Upon joining an existing cluster lxd asks for the size of the local storage pool. However this value does not seem to be used.

Steps to reproduce

  1. Reinstall lxd from snap:
    $ sudo snap remove lxd
    lxd removed
    $ sudo snap install lxd
    lxd 4.20 from Canonical✓ installed
  2. Prepare the btrf partition
    sudo wipefs -a /dev/ubuntu-vg/lxd-lv
    /dev/ubuntu-vg/lxd-lv: 8 bytes were erased at offset 0x00010040 (btrfs): 5f 42 48 52 66 53 5f 4d
  3. Obtain a token on another cluster member
    $ lxc cluster add server1
    Member server1 join token:
    <TOKEN>
  4. Setup lxd:
    $ sudo lxd init
    Would you like to use LXD clustering? (yes/no) [default=no]: yes
    What IP address or DNS name should be used to reach this node? [default=xxx.xx.xx.xxx]: 
    Are you joining an existing cluster? (yes/no) [default=no]: yes
    Do you have a join token? (yes/no/[token]) [default=no]: <TOKEN>
    All existing data is lost when joining a cluster, continue? (yes/no) [default=no] yes
    Choose "size" property for storage pool "local": 1TB
    Choose "source" property for storage pool "local": /dev/ubuntu-vg/lxd-lv
    Would you like a YAML "lxd init" preseed to be printed? (yes/no) [default=no]: 
  5. Observe that the size of the local storage pool is different from what was entered:
    $ lxc storage info local --target server1
    info:
    description: ""
    driver: btrfs
    name: local
    space used: 3.93MB
    total space: 5.98TB

Strangely, the total and used space still does not match the size of the file system:

$ sudo mount /dev/ubuntu-vg/lxd-lv /mnt/lxd-lv/
$ df -h /mnt/lxd-lv/
Filesystem                      Size  Used Avail Use% Mounted on
/dev/mapper/ubuntu--vg-lxd--lv  5.5T  3.8M  5.5T   1% /mnt/lxd-lv
stgraber commented 2 years ago

"lxd init" cluster questions can be a bit confusing as they're generated based on the existing config and so doesn't really allow for a curated flow like the one you get on standalone systems.

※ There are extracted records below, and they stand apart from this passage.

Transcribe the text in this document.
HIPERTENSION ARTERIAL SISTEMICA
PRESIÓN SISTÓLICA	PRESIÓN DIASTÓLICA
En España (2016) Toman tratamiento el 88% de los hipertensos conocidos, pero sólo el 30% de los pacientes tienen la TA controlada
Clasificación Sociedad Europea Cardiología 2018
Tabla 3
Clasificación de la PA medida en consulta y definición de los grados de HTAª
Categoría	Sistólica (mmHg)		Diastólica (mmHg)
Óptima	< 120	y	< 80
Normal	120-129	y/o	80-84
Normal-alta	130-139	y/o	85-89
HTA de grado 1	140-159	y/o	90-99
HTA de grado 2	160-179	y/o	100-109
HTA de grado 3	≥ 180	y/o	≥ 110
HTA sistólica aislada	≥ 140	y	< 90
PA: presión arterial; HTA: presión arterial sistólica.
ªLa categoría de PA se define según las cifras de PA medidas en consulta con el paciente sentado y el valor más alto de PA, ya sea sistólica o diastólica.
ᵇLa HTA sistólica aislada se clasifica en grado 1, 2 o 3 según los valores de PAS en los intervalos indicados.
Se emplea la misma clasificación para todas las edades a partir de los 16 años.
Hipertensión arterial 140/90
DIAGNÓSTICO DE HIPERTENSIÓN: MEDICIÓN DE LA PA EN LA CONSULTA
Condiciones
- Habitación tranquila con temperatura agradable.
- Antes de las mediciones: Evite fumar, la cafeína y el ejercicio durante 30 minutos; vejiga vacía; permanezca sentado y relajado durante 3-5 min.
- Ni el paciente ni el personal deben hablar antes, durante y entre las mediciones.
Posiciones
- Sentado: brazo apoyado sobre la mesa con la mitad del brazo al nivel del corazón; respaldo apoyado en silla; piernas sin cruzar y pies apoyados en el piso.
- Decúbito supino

In this case the size property is asked because you could have answered the source property with an empty string, causing LXD to create a loop file for your pool which does use the size property.

However whenever passing in an existing block device or VG, that property is meaningless.

ykazakov commented 2 years ago

I see. Could it, perhaps, make sense to allow some sensible default value, e.g., 0 = Autodetect? I do not think many would create a cluster with a loop file.

stgraber commented 2 years ago

Well, except for all of the ones that are built in VMs for testing where they'll usually default to ZFS on loop and so will use the property :)

There effectively are defaults for most if not all of those, you can leave them empty, they just may not be defaults that you like! In this case leaving both of them empty would have resulted in a loop backed LVM pool with the size using LXD's default size (percentage of available space with a fixed minimum/maximum allocation).